The state pension age has been equalised at age 66 for both men and women, and will rise to 68 over the coming years. And while recent research has suggested UK life expectancy improvements are grinding to a halt, the average person will live far beyond the state retirement age. This means that unless a substantial retirement pot is accumulated, people will have to choose between continuing to work or retiring with less.

According to Susan Hill, chartered financial planner at Susan Hill Financial Planning, one problem with current saving attitudes is that immediate gratification seems to take precedence over long-term financial security.

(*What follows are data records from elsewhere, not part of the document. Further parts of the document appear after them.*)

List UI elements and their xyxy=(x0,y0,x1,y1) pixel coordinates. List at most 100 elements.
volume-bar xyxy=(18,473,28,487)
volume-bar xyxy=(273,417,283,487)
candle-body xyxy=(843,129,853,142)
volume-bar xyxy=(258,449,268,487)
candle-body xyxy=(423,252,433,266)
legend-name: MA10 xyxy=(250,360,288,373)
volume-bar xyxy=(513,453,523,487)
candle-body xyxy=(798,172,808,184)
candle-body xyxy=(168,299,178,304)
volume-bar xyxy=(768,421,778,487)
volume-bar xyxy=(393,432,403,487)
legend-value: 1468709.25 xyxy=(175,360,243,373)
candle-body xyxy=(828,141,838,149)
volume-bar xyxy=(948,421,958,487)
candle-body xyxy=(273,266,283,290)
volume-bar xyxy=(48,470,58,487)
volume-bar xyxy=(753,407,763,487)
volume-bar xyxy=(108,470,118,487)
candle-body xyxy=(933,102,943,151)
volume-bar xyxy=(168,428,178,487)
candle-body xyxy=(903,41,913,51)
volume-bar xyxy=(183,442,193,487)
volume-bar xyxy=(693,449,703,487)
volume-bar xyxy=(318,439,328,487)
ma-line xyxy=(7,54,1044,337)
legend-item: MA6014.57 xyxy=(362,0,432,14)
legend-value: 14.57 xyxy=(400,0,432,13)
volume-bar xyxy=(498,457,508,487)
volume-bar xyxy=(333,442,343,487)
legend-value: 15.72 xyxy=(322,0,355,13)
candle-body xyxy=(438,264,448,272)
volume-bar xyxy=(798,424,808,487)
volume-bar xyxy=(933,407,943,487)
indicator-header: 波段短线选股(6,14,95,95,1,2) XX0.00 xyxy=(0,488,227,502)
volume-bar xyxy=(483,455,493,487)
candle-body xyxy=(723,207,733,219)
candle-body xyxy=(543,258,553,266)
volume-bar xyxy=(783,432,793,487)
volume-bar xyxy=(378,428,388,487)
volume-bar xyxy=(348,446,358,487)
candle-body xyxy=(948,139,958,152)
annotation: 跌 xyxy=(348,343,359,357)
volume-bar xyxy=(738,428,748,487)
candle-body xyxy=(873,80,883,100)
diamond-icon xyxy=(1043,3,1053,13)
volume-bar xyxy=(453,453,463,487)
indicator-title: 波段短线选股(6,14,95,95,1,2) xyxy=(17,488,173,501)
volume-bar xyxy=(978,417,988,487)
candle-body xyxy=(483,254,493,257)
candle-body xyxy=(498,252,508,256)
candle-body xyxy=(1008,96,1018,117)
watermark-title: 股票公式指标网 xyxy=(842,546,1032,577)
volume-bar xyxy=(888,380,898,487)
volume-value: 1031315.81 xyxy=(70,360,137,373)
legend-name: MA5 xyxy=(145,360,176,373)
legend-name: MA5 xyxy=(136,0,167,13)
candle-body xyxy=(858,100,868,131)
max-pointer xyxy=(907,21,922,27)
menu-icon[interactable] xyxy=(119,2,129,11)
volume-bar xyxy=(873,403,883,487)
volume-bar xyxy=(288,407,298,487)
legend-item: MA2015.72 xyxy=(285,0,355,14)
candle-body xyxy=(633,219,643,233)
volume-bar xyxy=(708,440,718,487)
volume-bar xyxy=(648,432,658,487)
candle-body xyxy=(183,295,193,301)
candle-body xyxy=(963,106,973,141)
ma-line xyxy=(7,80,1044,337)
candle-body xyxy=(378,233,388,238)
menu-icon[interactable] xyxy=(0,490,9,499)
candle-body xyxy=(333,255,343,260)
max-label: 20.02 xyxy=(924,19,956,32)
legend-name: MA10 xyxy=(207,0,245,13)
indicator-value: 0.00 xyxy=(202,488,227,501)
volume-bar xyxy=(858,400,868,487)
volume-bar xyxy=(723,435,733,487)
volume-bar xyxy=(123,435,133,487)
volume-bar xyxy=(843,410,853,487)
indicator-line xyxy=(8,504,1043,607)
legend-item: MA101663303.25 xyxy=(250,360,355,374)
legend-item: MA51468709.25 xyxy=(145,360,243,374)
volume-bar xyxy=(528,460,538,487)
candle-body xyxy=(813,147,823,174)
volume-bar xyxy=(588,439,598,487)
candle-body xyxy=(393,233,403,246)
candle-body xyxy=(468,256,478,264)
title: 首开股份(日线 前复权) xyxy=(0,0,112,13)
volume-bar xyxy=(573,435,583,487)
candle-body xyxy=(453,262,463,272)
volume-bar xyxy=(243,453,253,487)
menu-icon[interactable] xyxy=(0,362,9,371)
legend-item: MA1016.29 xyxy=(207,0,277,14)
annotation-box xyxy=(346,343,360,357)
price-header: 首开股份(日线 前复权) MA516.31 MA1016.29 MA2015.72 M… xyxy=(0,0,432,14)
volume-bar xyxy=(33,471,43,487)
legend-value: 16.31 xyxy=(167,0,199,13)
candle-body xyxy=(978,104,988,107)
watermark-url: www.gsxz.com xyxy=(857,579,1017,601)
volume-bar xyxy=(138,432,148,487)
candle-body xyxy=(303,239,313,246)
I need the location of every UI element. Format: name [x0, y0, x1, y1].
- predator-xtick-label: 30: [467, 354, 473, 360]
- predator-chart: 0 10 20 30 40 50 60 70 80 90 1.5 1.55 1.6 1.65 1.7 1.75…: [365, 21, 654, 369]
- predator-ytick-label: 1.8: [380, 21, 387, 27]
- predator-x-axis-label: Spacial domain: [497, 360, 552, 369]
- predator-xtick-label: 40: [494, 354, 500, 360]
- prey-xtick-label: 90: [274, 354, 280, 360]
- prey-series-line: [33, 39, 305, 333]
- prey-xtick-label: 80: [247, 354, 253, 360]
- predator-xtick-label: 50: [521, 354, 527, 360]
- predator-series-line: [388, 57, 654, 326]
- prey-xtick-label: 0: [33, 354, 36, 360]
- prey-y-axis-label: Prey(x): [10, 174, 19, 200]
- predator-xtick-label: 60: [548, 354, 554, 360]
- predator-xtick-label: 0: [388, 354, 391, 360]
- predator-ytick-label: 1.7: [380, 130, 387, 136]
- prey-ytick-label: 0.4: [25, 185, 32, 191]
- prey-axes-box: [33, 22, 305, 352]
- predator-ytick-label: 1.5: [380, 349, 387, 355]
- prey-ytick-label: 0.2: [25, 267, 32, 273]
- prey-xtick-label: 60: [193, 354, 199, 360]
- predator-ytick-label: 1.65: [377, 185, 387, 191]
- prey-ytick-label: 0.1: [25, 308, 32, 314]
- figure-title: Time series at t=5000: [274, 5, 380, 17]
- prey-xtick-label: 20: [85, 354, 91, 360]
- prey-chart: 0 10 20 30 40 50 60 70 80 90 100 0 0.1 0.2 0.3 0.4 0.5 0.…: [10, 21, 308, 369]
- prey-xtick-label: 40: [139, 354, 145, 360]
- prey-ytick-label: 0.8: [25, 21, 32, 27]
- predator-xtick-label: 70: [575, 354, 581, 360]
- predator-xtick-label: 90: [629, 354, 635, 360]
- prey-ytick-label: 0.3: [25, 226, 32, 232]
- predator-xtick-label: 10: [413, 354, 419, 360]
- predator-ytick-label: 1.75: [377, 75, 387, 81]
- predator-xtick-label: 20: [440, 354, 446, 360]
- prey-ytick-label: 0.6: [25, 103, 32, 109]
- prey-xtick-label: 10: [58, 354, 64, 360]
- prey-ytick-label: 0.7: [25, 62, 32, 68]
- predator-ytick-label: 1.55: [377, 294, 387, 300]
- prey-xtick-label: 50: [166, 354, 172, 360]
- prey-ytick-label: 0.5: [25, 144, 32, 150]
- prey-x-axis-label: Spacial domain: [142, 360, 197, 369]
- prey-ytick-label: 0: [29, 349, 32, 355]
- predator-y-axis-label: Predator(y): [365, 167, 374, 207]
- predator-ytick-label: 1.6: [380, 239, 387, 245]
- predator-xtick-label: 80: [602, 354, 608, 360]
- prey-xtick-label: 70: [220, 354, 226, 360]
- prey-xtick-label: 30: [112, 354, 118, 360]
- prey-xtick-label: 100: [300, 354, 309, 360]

She says: “How many people do you know who pay more than £100 on a monthly phone contract so they have the latest model, but don’t put anywhere near that amount into their pension? It was once called the ‘takeaway pension’. How much do you pay on average on takeaways in a week – if you put your takeaways into a pension, how much income would that give you at retirement?”

Other initiatives have also attempted to bridge the retirement savings gap. But as discussed in this survey last year, the Lifetime Isa has had little to no impact on the personal pensions market. In fact, the Lisa’s own future has been hanging in the balance, with a number of MPs calling for the product to be canned in response to its muted take-up.